The treatment of LGBTQ people on “The Simpsons,” for example, progresses and then regresses before it progresses again. (The LGBT podcast Gayest Episode Ever made a two-hours-and-change supercut of all the gay jokes on the show. Some of them are tough to watch.) There’s a very earnest episode — Season 8’s “Homer’s Phobia,” with John Waters as the family’s gay friend — but then, as LGBT rights become a more public issue, the show’s gags about sexuality get meaner and meaner.

As the characters have remained static, “The Simpsons” has accidentally become a sad commentary about the decline of the country on the other side of the screen.

At one point, perhaps its nadir, Homer zings his gay sister-in-law Patty by telling her he’ll vote against a law that would allow her and her girlfriend to adopt kids. As with everything on “The Simpsons,” it’s a smarter joke than it sounds — Patty then twists Homer’s arm behind his back until he sobbingly recants and admits he doesn’t vote — but part of the shock is that Homer is such a reliable everyman. That he’s willing to say such an ugly thing to Patty is a pretty good indicator of, at least, where the writers of the show believed popular sentiment was in 2006, when the episode aired. Homer is wrong about pretty much everything, but he’s supposed to be sympathetic.

Some prefer to just memory-hole media that has become hard to watch — toss out the bathwater, baby be damned — including other showrunners trying to address bigoted portrayals in their own archives. “30 Rock” creator Tina Fey asked that four episodes that show its characters in blackface be removed from streaming services; five “South Park” episodes that sneeringly depict Islam’s prophet Muhammad are gone as well. Should “The Simpsons,” too, be scrubbed of more than just its Michael Jackson episode?

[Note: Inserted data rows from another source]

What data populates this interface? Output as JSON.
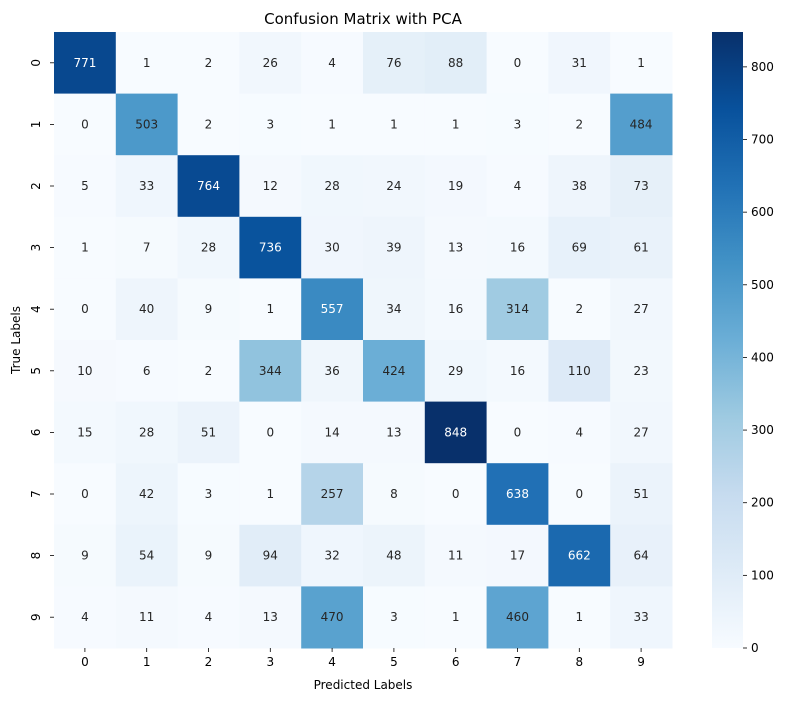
{
  "chart_data": {
    "type": "heatmap",
    "title": "Confusion Matrix with PCA",
    "xlabel": "Predicted Labels",
    "ylabel": "True Labels",
    "x_categories": [
      "0",
      "1",
      "2",
      "3",
      "4",
      "5",
      "6",
      "7",
      "8",
      "9"
    ],
    "y_categories": [
      "0",
      "1",
      "2",
      "3",
      "4",
      "5",
      "6",
      "7",
      "8",
      "9"
    ],
    "values": [
      [
        771,
        1,
        2,
        26,
        4,
        76,
        88,
        0,
        31,
        1
      ],
      [
        0,
        503,
        2,
        3,
        1,
        1,
        1,
        3,
        2,
        484
      ],
      [
        5,
        33,
        764,
        12,
        28,
        24,
        19,
        4,
        38,
        73
      ],
      [
        1,
        7,
        28,
        736,
        30,
        39,
        13,
        16,
        69,
        61
      ],
      [
        0,
        40,
        9,
        1,
        557,
        34,
        16,
        314,
        2,
        27
      ],
      [
        10,
        6,
        2,
        344,
        36,
        424,
        29,
        16,
        110,
        23
      ],
      [
        15,
        28,
        51,
        0,
        14,
        13,
        848,
        0,
        4,
        27
      ],
      [
        0,
        42,
        3,
        1,
        257,
        8,
        0,
        638,
        0,
        51
      ],
      [
        9,
        54,
        9,
        94,
        32,
        48,
        11,
        17,
        662,
        64
      ],
      [
        4,
        11,
        4,
        13,
        470,
        3,
        1,
        460,
        1,
        33
      ]
    ],
    "colormap": "Blues",
    "vmin": 0,
    "vmax": 848,
    "colorbar_ticks": [
      0,
      100,
      200,
      300,
      400,
      500,
      600,
      700,
      800
    ]
  }
}
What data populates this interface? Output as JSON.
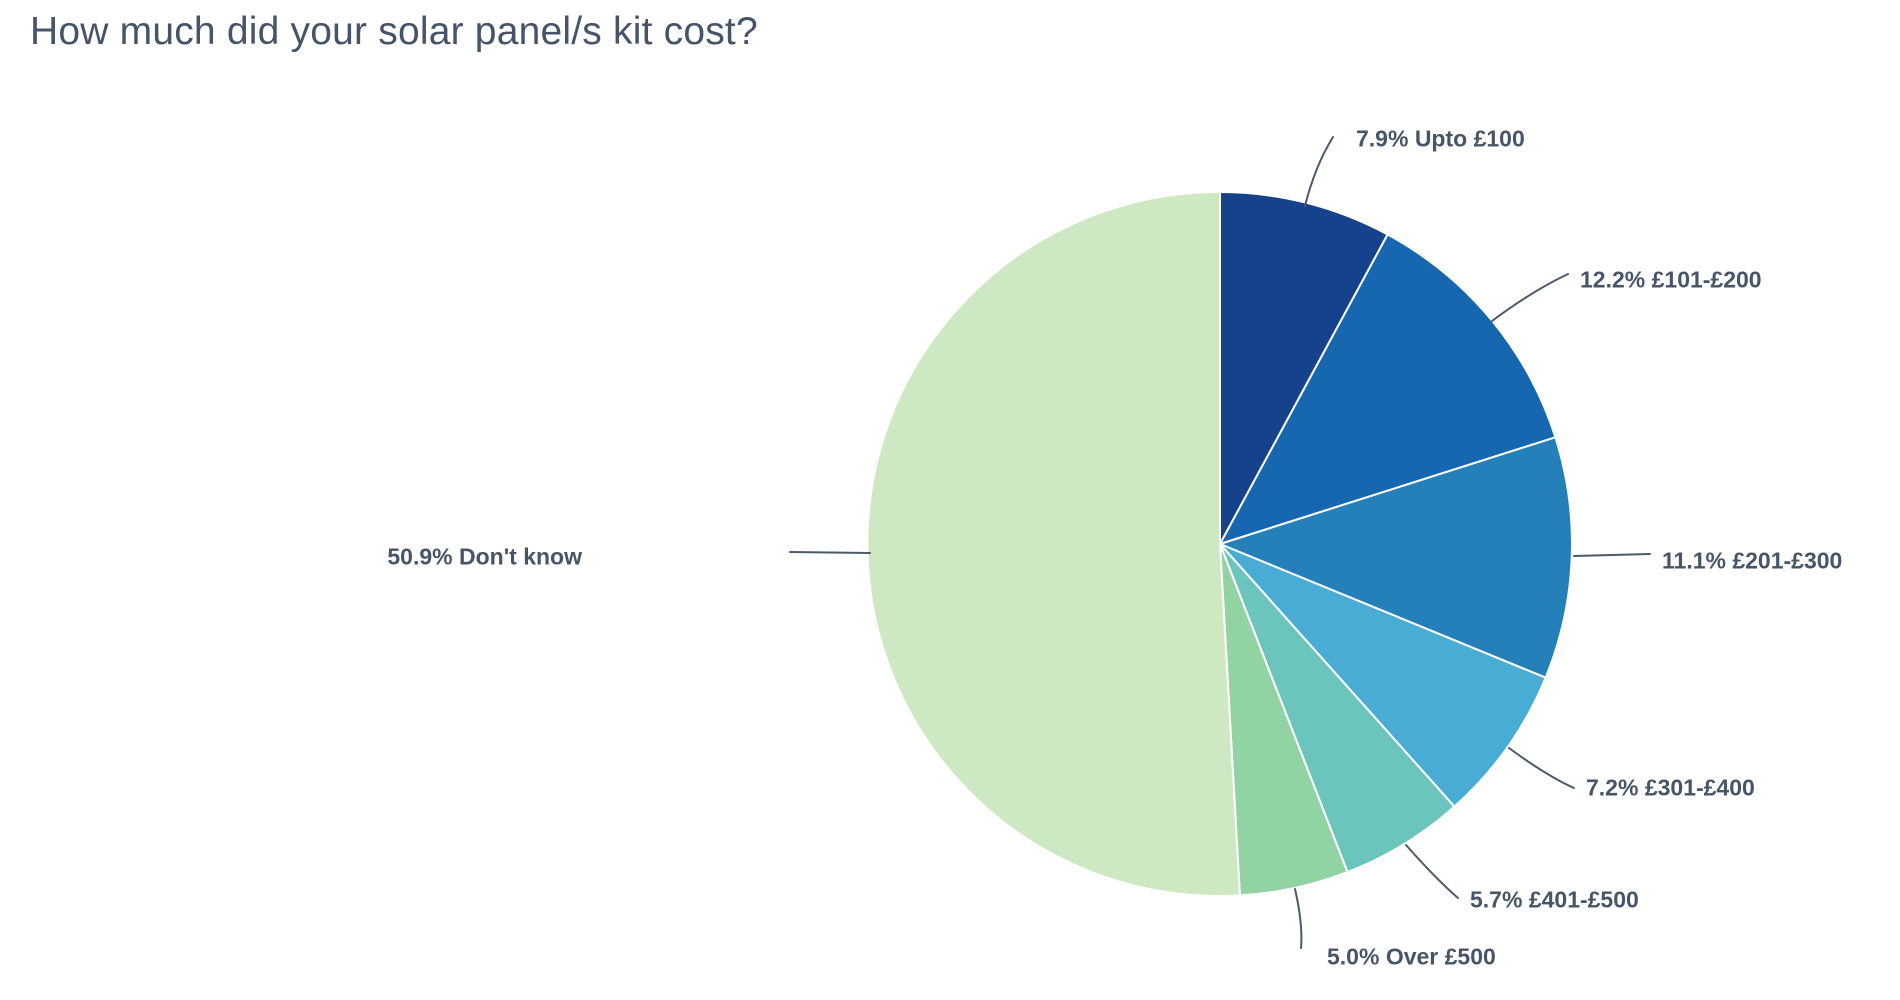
{
  "page": {
    "background": "#ffffff"
  },
  "chart_data": {
    "type": "pie",
    "title": "How much did your solar panel/s kit cost?",
    "direction": "clockwise",
    "start_angle_deg": 0,
    "total_percent": 100.0,
    "labels_position": "outside with leader lines",
    "label_color": "#475569",
    "leader_color": "#4a5a6a",
    "slices": [
      {
        "label": "Upto £100",
        "value": 7.9,
        "display": "7.9% Upto £100",
        "color": "#15428b"
      },
      {
        "label": "£101-£200",
        "value": 12.2,
        "display": "12.2% £101-£200",
        "color": "#1667b0"
      },
      {
        "label": "£201-£300",
        "value": 11.1,
        "display": "11.1% £201-£300",
        "color": "#2580b9"
      },
      {
        "label": "£301-£400",
        "value": 7.2,
        "display": "7.2% £301-£400",
        "color": "#49acd5"
      },
      {
        "label": "£401-£500",
        "value": 5.7,
        "display": "5.7% £401-£500",
        "color": "#6bc5bc"
      },
      {
        "label": "Over £500",
        "value": 5.0,
        "display": "5.0% Over £500",
        "color": "#91d3a2"
      },
      {
        "label": "Don't know",
        "value": 50.9,
        "display": "50.9% Don't know",
        "color": "#cde8c3"
      }
    ]
  }
}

I don’t think so. Even leaving aside the persnickety archivist-nerd culture of the show’s fandom, there’s something valuable in being forced to think about the biases that made us laugh at jokes that make us cringe now. When the depictions are clumsy, accidentally racist or simply bad, they represent who many of us — definitely me — were when those shows were made, and I don’t want to forget that about myself. It runs the other direction, too: It’s humbling to watch a 25-year-old episode of television that’s not just ahead of its time, but of ours. If there’s one thing 32 years of “The Simpsons” demonstrates, it’s that mores change, and not always for the better.

The problem with history — of America, of television in general, and of “The Simpsons” — isn’t that we remember the shameful parts of it too clearly. It’s that we too often go to extraordinary lengths to forget it.